Les dépenses des consommateurs canadiens ont été au coeur de la reprise au pays. Maintenant, ils reprennent leur souffle... et c'est particulièrement vrai des Québécois, eux qui sont appelés à dépenser les fins de semaine, jusqu'à 20h au centre-ville de Montréal.

Isabelle Massé LA PRESSE

Les Montréalais et les touristes ne risquent plus de se heurter à des portes closes passé 17h, les samedis et dimanches. À compter de demain, les heures d'ouverture des commerces du centre-ville de Montréal (un quadrilatère délimité grosso modo par les rues Sherbrooke, Amherst, Saint-Jacques et Atwater) seront prolongées jusqu'à 20h, les week-ends. Et ce, pour les cinq prochaines années. La nouvelle touche plus de 3000 commerces. Les propriétaires de magasins n'ont toutefois aucune obligation de se soumettre à la règle. «On répond notamment au besoin des commerçants qui se retrouvaient avec beaucoup de clients dans leurs magasins à 17h et qu'ils étaient obligés de repousser vers les portes pour respecter la loi», raconte André Poulin, directeur général de la société de développement Destination centre-ville, de qui émane le projet.

L'officialisation de cette dérogation à la Loi sur les heures d'ouverture des commerces arrive après un projet-pilote que le maire Gérald Tremblay et le ministre du Développement économique, de l'Innovation et de l'Exportation, Clément Gignac, estiment avoir été concluant (sans pouvoir dévoiler des chiffres de ventes toutefois). Dans les faits, on peut faire plus que du lèche-vitrine le soir au centre-ville depuis novembre 2008. «Il y a eu une période de rodage au début du projet-pilote, raconte André Poulin. C'est parti lentement, mais de plus en plus de commerçants ont adhéré. Cela dit, il y en aura toujours pour qui ce sera difficile d'ouvrir le soir. Ce n'est pas forcément intéressant pour les commerces de tours à bureaux, par exemple.»

Cette initiative renforcera le caractère international de la ville, estime également André Poulin. «Les principaux hôtels se trouvent au centre-ville, dit le directeur général. Après des visites, en fin de journée, il était impossible pour les touristes de magasiner.
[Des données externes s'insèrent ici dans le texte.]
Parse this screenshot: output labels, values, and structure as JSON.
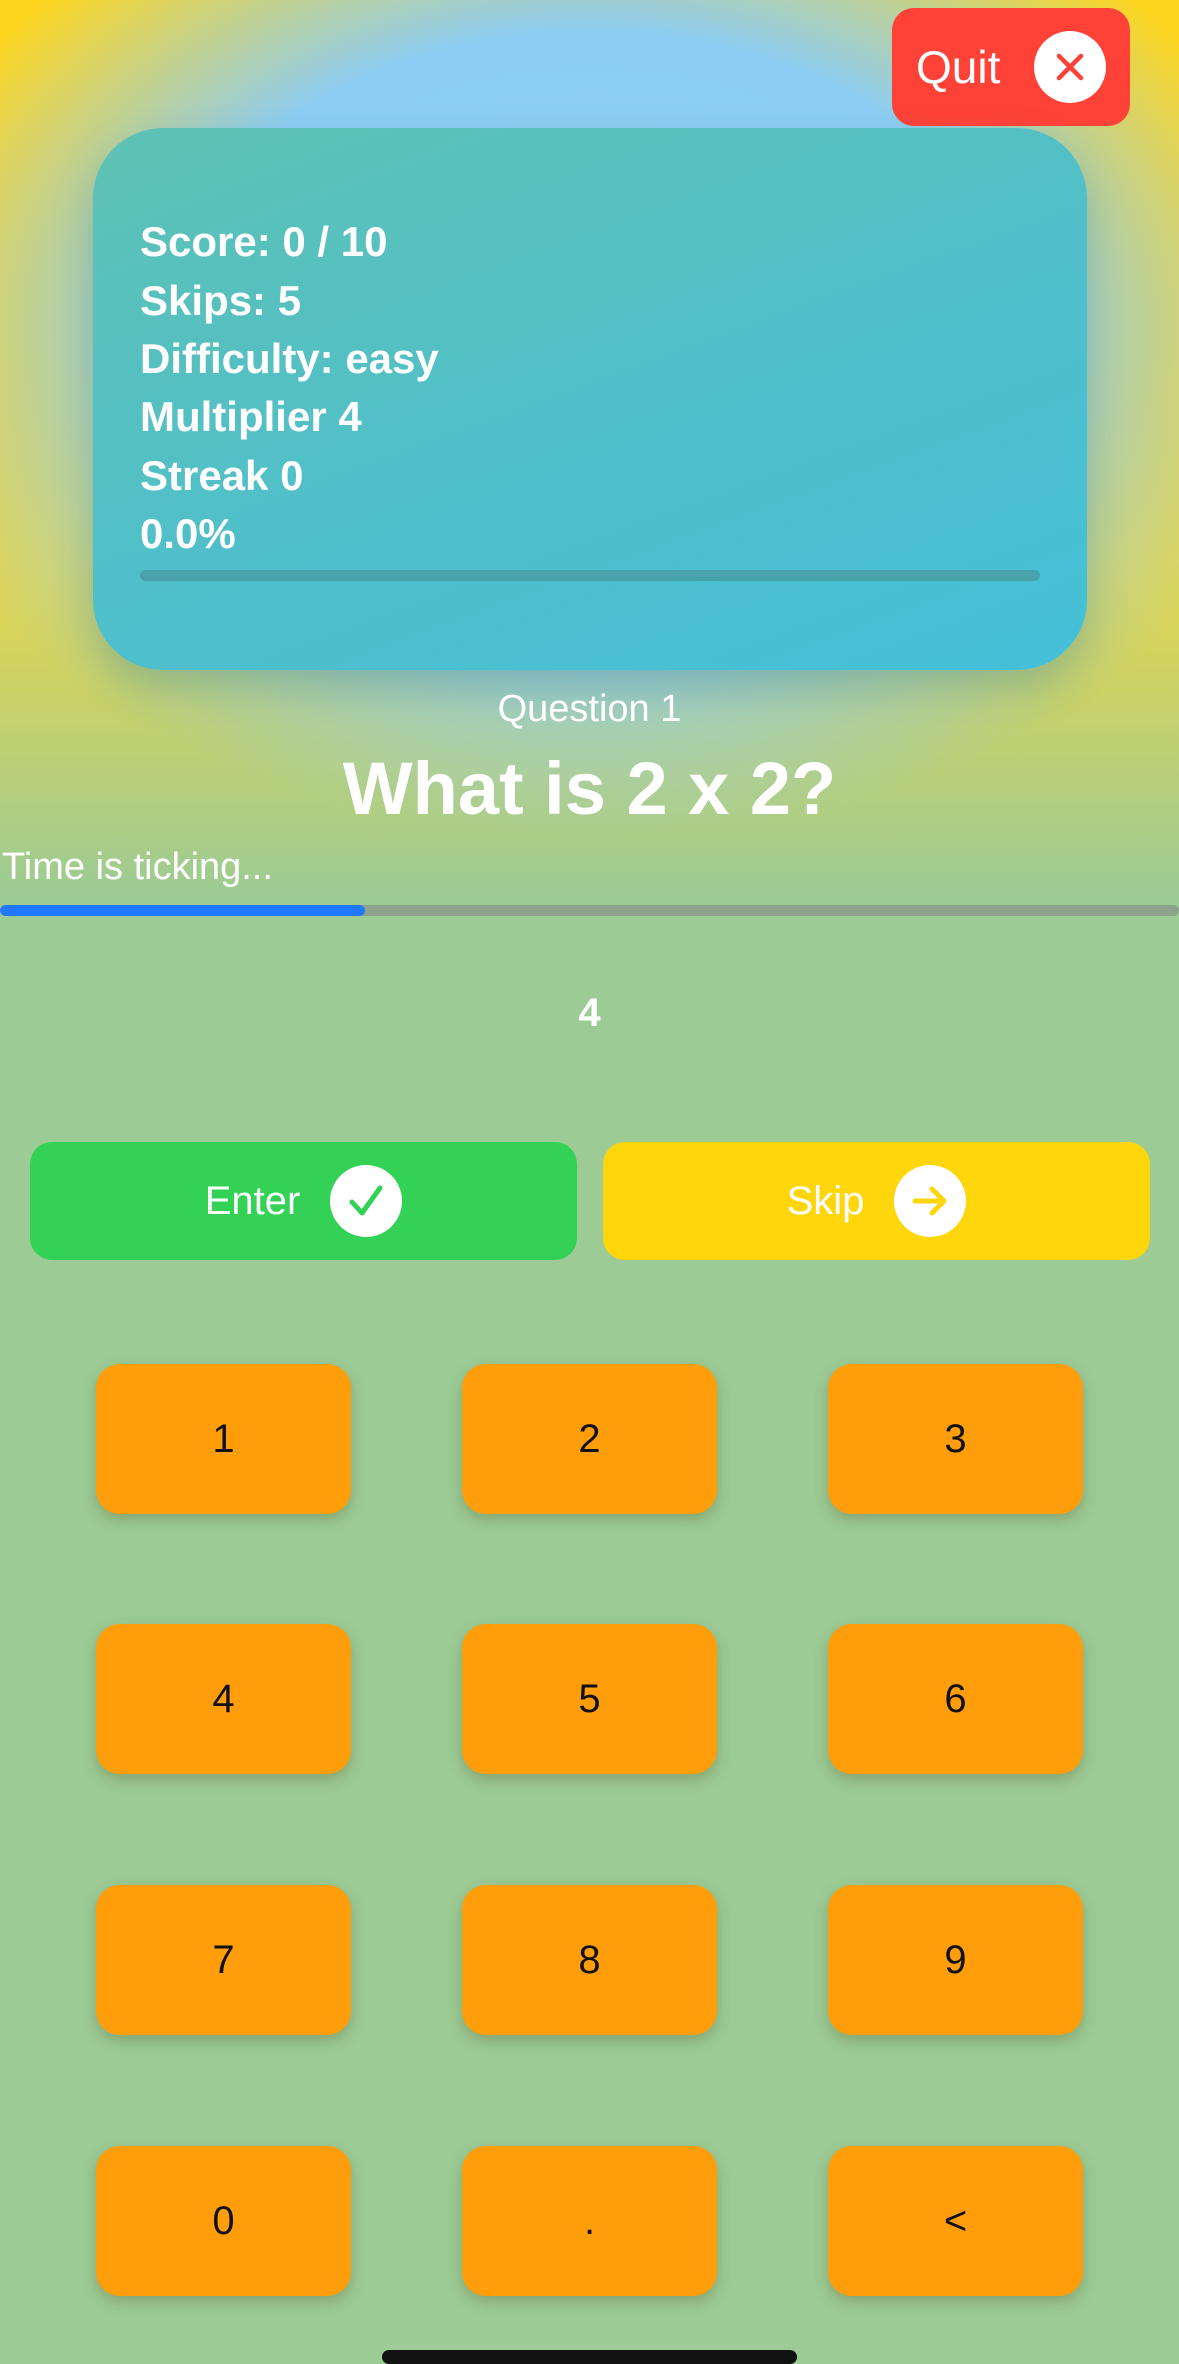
{
  "header": {
    "quit_label": "Quit",
    "quit_icon": "close-icon"
  },
  "stats": {
    "score": "Score: 0 / 10",
    "skips": "Skips: 5",
    "difficulty": "Difficulty: easy",
    "multiplier": "Multiplier 4",
    "streak": "Streak 0",
    "percent": "0.0%",
    "progress_fraction": 0.0
  },
  "question": {
    "number": "Question 1",
    "text": "What is 2 x 2?"
  },
  "timer": {
    "label": "Time is ticking...",
    "remaining_fraction": 0.31
  },
  "answer": {
    "value": "4"
  },
  "actions": {
    "enter_label": "Enter",
    "enter_icon": "checkmark-icon",
    "skip_label": "Skip",
    "skip_icon": "arrow-right-icon"
  },
  "keypad": {
    "keys": [
      "1",
      "2",
      "3",
      "4",
      "5",
      "6",
      "7",
      "8",
      "9",
      "0",
      ".",
      "<"
    ]
  },
  "colors": {
    "quit": "#ff4238",
    "card": "#4fbfcb",
    "enter": "#33d257",
    "skip": "#ffd60c",
    "key": "#ff9d0b",
    "timer_fill": "#1f78ff",
    "background": "#9ccb95"
  }
}
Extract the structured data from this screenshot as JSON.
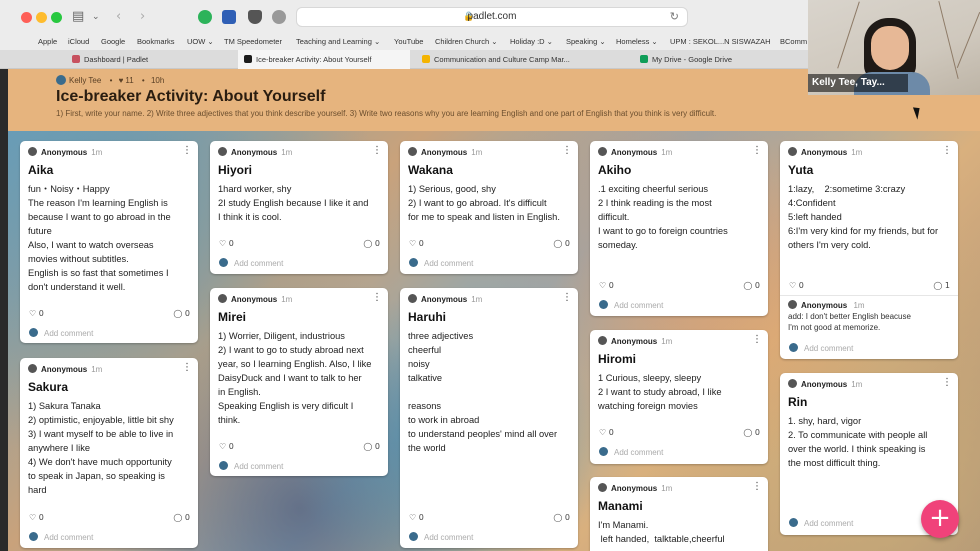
{
  "browser": {
    "url": "padlet.com",
    "bookmarks": [
      "Apple",
      "iCloud",
      "Google",
      "Bookmarks",
      "UOW ⌄",
      "TM Speedometer",
      "Teaching and Learning ⌄",
      "YouTube",
      "Children Church ⌄",
      "Holiday :D ⌄",
      "Speaking ⌄",
      "Homeless ⌄",
      "UPM : SEKOL...N SISWAZAH",
      "BComm"
    ],
    "tabs": [
      {
        "label": "Dashboard | Padlet"
      },
      {
        "label": "Ice-breaker Activity: About Yourself"
      },
      {
        "label": "Communication and Culture Camp Mar..."
      },
      {
        "label": "My Drive - Google Drive"
      }
    ]
  },
  "padlet": {
    "author": "Kelly Tee",
    "likes": "11",
    "age": "10h",
    "title": "Ice-breaker Activity: About Yourself",
    "description": "1) First, write your name. 2) Write three adjectives that you think describe yourself. 3) Write two reasons why you are learning English and one part of English that you think is very difficult."
  },
  "card_meta": {
    "author": "Anonymous",
    "time": "1m",
    "add_comment": "Add comment"
  },
  "cards": [
    {
      "title": "Aika",
      "lines": [
        "fun・Noisy・Happy",
        "The reason I'm learning English is",
        "because I want to go abroad in the",
        "future",
        "Also, I want to watch overseas",
        "movies without subtitles.",
        "English is so fast that sometimes I",
        "don't understand it well."
      ],
      "likes": "0",
      "comments": "0"
    },
    {
      "title": "Sakura",
      "lines": [
        "1) Sakura Tanaka",
        "2) optimistic, enjoyable, little bit shy",
        "3) I want myself to be able to live in",
        "anywhere I like",
        "4) We don't have much opportunity",
        "to speak in Japan, so speaking is",
        "hard"
      ],
      "likes": "0",
      "comments": "0"
    },
    {
      "title": "Hiyori",
      "lines": [
        "1hard worker, shy",
        "2I study English because I like it and",
        "I think it is cool."
      ],
      "likes": "0",
      "comments": "0"
    },
    {
      "title": "Mirei",
      "lines": [
        "1) Worrier, Diligent, industrious",
        "2) I want to go to study abroad next",
        "year, so I learning English. Also, I like",
        "DaisyDuck and I want to talk to her",
        "in English.",
        "Speaking English is very dificult I",
        "think."
      ],
      "likes": "0",
      "comments": "0"
    },
    {
      "title": "Wakana",
      "lines": [
        "1) Serious, good, shy",
        "2) I want to go abroad. It's difficult",
        "for me to speak and listen in English."
      ],
      "likes": "0",
      "comments": "0"
    },
    {
      "title": "Haruhi",
      "lines": [
        "three adjectives",
        "cheerful",
        "noisy",
        "talkative",
        "",
        "reasons",
        "to work in abroad",
        "to understand peoples' mind all over",
        "the world"
      ],
      "likes": "0",
      "comments": "0"
    },
    {
      "title": "Akiho",
      "lines": [
        ".1 exciting cheerful  serious",
        "2 I think  reading  is  the most",
        "difficult.",
        "I want to go to foreign countries",
        "someday."
      ],
      "likes": "0",
      "comments": "0"
    },
    {
      "title": "Hiromi",
      "lines": [
        "1 Curious, sleepy, sleepy",
        "2 I want to study abroad, I like",
        "watching foreign movies"
      ],
      "likes": "0",
      "comments": "0"
    },
    {
      "title": "Manami",
      "lines": [
        "I'm Manami.",
        " left handed,  talktable,cheerful"
      ]
    },
    {
      "title": "Yuta",
      "lines": [
        "1:lazy,    2:sometime 3:crazy",
        "4:Confident",
        "5:left handed",
        "6:I'm very kind for my friends, but for",
        "others I'm very cold."
      ],
      "likes": "0",
      "comments": "1",
      "reply": {
        "author": "Anonymous",
        "time": "1m",
        "lines": [
          "add: I don't better English beacuse",
          "I'm not good at memorize."
        ]
      }
    },
    {
      "title": "Rin",
      "lines": [
        "1. shy, hard, vigor",
        "2. To communicate with people all",
        "over the world. I think speaking is",
        "the most difficult thing."
      ]
    }
  ],
  "video": {
    "participant": "Kelly Tee, Tay..."
  },
  "watermark": "zoom",
  "fab": "+"
}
Ce n'était pas très hospitalier.»

«Avec les festivals et les différentes activités culturelles, l'ouverture prolongée des commerces ajoute à la vitalité de Montréal», indique Gaston Lafleur, président-directeur général du Conseil québécois du commerce de détail.

L'autorisation d'ouvrir les commerces jusqu'à 20h les fins de semaines est effective toute l'année. Dès le début du projet-pilote, il semble que les employés de boutiques aient accueilli la nouvelle favorablement. À la fois du côté de Destination centre-ville et du Conseil québécois du commerce de détail, on affirme n'avoir eu vent d'aucune plainte d'employés craignant des horaires surchargés. «Nos détaillants-membres essaient d'adapter les horaires pour satisfaire tous les employés», soutient Gaston Lafleur.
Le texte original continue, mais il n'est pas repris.